Y_u <- rpois(n = K, lambda = exp(lp))


Do you have any idea on how to approach this and improve estimates for \alpha ant \tau?

Ben’s link to the discussion on the blog provides some good insights, including potential computational issues with the sparse CAR case study. FWIW, I’d use an ICAR model instead: https://mc-stan.org/users/documentation/case-studies/icar_stan.html

However, if you’re sure you need a proper CAR model, I would recommend that you simplify your model to debug any issues. For example, removing the effect of extra covariates, and going with the non-sparse version:

data {
int<lower = 1> n;
int<lower = 0> y[n];
matrix<lower = 0, upper = 1>[n, n] W; // adjacency matrix
}

transformed data {
vector[n] zeros = rep_vector(0, n);
matrix<lower = 0>[n, n] D;
{
vector[n] W_rowsums;
for (i in 1:n) {
W_rowsums[i] = sum(W[i, ]);
}
D = diag_matrix(W_rowsums);
}
}

parameters {
vector[n] phi;
real intercept;
real<lower = 0, upper = 1> alpha;
real<lower = 0> tau;
}

model {
phi ~ multi_normal_prec(zeros, tau * (D - alpha * W));
intercept ~ std_normal();
tau ~ std_normal();
y ~ poisson_log(phi + intercept);
}


With a correspondingly simple data simulation script in R:

library(MASS)
library(rstan)

# Compute adjacency matrix W ----------------------------------------------

grid_size <- 10
grid <- expand.grid(x = 1:grid_size, y = 1:grid_size)
n <- nrow(grid)

distance <- as.matrix(dist(grid))

W <- array(0, c(n, n))
W[distance == 1] <- 1

# Set parameter values and simulate data ----------------------------------

tau <- 2
alpha <- 0.8
Tau <- tau*(diag(rowSums(W)) - alpha*W)
Sigma <- solve(Tau)

phi <- mvrnorm(n = 1, mu = rep(0, n), Sigma = Sigma)
intercept <- 0.6

y <- rpois(n = n, lambda = exp(intercept + phi))

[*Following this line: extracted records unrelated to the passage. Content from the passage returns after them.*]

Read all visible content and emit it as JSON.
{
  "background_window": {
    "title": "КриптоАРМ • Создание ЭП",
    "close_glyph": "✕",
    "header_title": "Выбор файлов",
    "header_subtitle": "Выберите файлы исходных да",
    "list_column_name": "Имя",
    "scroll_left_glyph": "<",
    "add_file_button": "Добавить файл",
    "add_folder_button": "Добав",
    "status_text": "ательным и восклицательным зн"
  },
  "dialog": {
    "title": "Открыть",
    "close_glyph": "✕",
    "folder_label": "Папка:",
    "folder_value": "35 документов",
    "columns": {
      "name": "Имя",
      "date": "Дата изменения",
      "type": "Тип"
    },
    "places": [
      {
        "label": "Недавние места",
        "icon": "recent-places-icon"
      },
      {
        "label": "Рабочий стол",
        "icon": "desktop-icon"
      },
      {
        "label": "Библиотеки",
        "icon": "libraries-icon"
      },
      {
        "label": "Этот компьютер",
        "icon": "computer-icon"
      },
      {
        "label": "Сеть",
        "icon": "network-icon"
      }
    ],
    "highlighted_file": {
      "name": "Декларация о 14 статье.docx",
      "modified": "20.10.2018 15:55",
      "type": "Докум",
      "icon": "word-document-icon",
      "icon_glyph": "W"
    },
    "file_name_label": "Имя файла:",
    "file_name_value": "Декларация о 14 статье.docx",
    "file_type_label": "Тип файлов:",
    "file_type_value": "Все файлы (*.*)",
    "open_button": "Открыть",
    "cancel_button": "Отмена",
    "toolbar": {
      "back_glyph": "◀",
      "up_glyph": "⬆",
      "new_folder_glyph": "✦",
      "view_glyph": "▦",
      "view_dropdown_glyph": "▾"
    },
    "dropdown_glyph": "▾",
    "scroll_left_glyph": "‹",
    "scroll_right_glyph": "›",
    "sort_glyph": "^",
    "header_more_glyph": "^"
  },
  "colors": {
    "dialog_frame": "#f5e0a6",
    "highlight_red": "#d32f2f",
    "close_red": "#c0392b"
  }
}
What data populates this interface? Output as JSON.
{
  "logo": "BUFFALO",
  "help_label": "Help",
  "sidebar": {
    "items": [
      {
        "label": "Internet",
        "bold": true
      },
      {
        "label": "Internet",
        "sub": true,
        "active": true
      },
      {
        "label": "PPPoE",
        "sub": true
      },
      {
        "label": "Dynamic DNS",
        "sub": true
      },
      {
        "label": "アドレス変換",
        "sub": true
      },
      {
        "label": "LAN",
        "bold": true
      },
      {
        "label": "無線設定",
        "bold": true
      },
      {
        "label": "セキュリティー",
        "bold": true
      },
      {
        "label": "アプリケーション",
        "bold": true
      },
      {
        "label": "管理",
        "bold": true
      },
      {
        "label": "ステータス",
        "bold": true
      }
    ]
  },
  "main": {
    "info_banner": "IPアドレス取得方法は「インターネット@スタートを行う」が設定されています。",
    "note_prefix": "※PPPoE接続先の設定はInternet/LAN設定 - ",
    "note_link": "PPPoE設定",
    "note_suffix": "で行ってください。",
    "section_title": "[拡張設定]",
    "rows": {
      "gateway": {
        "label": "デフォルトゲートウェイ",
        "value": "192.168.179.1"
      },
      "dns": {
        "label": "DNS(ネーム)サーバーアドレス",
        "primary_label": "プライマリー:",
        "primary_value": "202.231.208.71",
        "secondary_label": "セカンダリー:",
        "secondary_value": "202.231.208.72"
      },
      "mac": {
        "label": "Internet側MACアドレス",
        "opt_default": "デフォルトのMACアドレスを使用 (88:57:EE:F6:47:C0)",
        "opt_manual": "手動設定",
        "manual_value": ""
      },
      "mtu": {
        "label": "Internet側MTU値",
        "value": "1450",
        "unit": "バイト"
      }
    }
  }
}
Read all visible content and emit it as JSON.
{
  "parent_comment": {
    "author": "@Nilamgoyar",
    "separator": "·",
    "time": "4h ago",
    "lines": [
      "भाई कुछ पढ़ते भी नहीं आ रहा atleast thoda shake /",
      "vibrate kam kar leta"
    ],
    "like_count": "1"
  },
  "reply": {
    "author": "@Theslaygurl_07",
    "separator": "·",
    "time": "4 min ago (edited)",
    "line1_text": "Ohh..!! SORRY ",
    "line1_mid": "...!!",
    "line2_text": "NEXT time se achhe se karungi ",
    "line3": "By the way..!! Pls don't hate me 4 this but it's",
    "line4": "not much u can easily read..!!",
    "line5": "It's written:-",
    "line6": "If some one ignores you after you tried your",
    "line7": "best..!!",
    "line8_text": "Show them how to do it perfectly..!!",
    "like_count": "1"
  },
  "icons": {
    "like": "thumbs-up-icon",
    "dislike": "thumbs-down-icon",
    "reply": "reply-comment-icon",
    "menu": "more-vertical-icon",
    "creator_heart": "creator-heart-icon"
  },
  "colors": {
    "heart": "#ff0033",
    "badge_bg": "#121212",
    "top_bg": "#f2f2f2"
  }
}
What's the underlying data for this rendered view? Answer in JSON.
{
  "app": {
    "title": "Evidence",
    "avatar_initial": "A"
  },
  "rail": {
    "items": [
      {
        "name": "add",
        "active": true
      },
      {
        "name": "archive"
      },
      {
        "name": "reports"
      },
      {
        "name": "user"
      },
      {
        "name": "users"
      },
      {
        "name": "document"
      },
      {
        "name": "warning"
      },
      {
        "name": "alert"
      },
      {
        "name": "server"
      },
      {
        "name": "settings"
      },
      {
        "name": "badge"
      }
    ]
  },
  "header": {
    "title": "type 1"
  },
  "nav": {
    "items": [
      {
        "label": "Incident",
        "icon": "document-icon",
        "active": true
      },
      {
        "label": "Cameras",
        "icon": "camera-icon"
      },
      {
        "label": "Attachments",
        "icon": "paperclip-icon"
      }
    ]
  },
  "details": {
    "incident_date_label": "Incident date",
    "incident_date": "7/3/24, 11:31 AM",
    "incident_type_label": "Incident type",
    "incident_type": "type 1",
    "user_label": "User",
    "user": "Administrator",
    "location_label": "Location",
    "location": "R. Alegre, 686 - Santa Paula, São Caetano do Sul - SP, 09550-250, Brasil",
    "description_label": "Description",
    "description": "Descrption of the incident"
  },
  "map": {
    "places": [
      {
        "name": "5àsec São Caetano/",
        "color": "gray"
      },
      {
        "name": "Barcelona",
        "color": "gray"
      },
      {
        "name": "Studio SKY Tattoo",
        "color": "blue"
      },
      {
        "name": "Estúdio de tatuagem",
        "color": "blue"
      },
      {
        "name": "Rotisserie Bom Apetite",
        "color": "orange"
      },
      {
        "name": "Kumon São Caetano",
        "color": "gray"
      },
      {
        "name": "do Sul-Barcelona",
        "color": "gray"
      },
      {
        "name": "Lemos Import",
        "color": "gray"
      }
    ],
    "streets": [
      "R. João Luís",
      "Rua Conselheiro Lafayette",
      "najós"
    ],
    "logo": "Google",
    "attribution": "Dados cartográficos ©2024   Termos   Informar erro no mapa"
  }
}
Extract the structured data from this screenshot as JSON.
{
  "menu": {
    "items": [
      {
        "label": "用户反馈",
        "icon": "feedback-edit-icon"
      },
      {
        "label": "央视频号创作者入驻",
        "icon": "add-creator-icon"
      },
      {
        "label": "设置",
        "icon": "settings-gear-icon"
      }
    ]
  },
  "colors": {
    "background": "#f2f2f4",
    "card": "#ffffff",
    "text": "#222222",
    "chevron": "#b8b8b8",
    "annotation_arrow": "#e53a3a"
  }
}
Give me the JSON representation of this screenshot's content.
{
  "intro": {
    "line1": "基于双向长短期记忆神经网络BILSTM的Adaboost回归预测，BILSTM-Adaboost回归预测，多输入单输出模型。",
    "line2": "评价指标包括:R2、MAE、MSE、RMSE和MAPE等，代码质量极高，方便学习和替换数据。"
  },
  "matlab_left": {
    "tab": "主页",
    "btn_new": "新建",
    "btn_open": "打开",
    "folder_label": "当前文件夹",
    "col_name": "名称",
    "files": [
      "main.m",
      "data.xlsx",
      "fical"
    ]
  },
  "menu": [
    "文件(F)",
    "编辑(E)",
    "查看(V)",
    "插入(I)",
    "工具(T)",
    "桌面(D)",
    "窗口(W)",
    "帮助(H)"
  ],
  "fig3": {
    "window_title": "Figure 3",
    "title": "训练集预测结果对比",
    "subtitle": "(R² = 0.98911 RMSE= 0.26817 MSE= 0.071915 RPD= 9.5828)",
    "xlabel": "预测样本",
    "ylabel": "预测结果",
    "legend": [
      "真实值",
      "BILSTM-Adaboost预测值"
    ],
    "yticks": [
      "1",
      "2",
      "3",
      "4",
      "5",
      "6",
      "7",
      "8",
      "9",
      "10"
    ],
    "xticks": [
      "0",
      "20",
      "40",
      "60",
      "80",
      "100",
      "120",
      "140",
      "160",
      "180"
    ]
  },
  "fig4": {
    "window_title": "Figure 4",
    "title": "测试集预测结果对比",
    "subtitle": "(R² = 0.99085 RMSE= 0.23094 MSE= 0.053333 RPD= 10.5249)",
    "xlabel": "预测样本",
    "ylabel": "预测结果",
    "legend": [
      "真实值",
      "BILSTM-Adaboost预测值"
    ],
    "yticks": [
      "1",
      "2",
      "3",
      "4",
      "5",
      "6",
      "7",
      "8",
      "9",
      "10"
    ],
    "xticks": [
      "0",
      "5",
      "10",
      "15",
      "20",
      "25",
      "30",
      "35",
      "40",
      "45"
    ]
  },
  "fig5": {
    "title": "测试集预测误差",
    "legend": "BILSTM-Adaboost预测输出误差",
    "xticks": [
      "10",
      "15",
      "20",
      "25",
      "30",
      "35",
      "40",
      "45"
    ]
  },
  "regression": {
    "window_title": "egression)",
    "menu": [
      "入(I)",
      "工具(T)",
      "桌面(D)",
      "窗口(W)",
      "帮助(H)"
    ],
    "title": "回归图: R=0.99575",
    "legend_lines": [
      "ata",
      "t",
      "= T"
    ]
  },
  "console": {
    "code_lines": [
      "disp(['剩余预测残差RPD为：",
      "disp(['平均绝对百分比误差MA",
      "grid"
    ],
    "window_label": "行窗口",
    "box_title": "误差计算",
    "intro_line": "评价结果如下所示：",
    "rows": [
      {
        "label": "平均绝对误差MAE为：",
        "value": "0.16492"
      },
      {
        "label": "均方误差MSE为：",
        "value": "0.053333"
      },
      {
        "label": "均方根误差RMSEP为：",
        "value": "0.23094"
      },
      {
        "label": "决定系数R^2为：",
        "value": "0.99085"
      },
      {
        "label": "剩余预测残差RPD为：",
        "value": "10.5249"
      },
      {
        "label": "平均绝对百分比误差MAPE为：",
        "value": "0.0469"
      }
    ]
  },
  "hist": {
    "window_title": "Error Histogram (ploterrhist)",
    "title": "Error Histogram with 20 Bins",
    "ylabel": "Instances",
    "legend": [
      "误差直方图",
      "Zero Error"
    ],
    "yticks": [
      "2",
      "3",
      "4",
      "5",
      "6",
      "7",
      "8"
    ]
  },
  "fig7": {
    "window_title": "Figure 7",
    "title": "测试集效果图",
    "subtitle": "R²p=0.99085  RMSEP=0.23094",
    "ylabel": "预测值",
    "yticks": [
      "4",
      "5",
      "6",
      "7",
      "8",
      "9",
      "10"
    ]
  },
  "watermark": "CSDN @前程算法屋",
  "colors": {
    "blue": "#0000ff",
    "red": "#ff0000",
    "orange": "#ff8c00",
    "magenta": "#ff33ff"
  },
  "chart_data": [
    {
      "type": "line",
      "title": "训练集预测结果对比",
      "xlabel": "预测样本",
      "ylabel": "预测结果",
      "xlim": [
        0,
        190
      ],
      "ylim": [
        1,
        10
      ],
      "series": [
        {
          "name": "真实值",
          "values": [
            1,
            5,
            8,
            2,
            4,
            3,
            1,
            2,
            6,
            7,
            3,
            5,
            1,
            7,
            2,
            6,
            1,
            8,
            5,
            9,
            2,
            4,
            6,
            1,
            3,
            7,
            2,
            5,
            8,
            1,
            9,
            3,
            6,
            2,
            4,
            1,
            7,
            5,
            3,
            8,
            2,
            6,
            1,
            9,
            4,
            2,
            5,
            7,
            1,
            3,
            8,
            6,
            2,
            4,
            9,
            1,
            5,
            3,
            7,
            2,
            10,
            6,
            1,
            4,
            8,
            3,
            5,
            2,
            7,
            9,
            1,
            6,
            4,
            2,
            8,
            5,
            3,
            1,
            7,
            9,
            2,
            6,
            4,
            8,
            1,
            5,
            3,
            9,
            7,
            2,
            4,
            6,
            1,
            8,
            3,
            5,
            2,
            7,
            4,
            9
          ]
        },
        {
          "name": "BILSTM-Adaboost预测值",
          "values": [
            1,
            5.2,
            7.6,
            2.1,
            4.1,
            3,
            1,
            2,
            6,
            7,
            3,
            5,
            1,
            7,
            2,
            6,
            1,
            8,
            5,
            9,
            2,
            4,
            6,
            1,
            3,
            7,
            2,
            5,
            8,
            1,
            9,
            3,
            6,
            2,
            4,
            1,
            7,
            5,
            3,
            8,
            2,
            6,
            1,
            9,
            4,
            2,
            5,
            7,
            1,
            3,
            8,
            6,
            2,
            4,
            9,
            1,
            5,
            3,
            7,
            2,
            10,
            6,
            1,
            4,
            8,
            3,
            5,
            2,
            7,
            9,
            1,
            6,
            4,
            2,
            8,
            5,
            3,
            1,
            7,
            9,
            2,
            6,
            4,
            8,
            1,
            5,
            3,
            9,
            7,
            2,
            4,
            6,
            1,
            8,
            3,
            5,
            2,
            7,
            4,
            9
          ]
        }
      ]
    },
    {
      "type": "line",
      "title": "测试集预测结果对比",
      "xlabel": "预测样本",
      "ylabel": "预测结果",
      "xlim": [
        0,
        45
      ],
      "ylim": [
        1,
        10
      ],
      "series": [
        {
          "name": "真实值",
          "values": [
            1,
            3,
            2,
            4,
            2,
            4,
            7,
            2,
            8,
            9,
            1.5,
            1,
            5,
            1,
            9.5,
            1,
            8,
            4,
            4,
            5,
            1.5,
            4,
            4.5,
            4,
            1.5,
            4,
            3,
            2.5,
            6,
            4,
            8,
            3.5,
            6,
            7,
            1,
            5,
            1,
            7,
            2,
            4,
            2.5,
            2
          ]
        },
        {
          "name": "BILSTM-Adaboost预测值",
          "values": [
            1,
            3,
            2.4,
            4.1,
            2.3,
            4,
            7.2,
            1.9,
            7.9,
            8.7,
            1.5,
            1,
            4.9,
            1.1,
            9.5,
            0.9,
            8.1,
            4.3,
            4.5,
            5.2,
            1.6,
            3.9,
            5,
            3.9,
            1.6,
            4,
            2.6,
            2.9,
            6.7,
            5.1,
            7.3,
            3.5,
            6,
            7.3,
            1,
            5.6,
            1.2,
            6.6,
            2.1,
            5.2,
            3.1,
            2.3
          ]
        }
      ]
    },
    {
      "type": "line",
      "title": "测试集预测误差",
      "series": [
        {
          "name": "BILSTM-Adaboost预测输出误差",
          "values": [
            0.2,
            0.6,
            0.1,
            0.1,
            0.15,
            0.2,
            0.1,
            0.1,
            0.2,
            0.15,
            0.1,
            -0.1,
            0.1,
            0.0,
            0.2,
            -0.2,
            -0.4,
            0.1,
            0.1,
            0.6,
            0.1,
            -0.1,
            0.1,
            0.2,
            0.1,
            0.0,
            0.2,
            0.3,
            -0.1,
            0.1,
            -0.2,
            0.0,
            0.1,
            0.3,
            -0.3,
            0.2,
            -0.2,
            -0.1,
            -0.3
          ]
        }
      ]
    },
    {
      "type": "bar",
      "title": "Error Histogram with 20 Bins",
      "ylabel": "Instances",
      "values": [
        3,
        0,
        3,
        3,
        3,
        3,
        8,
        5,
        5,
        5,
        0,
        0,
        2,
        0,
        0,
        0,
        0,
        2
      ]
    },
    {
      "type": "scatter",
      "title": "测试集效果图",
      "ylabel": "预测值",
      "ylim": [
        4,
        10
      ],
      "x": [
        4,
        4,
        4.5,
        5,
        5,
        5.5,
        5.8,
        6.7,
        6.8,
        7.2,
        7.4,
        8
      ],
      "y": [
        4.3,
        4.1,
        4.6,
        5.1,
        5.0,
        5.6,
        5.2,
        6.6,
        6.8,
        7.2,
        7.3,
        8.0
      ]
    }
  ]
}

# Fit model ---------------------------------------------------------------

stan_d <- list(n = n,
y = y,
W = W)

m_init <- stan_model('test.stan')
m_fit <- sampling(m_init, data = stan_d, cores = 2)

pars_to_watch <- c('intercept', 'alpha', 'tau')
print(m_fit, pars = pars_to_watch)
traceplot(m_fit, pars = pars_to_watch)
pairs(m_fit, pars = pars_to_watch)


Once/if you’re satisfied, you can start incrementally adding back complexity and trying to identify any issues.

In the future it would be worth provide runnable examples (the code you pasted has some variables that are used but not defined, which makes it harder for others to help).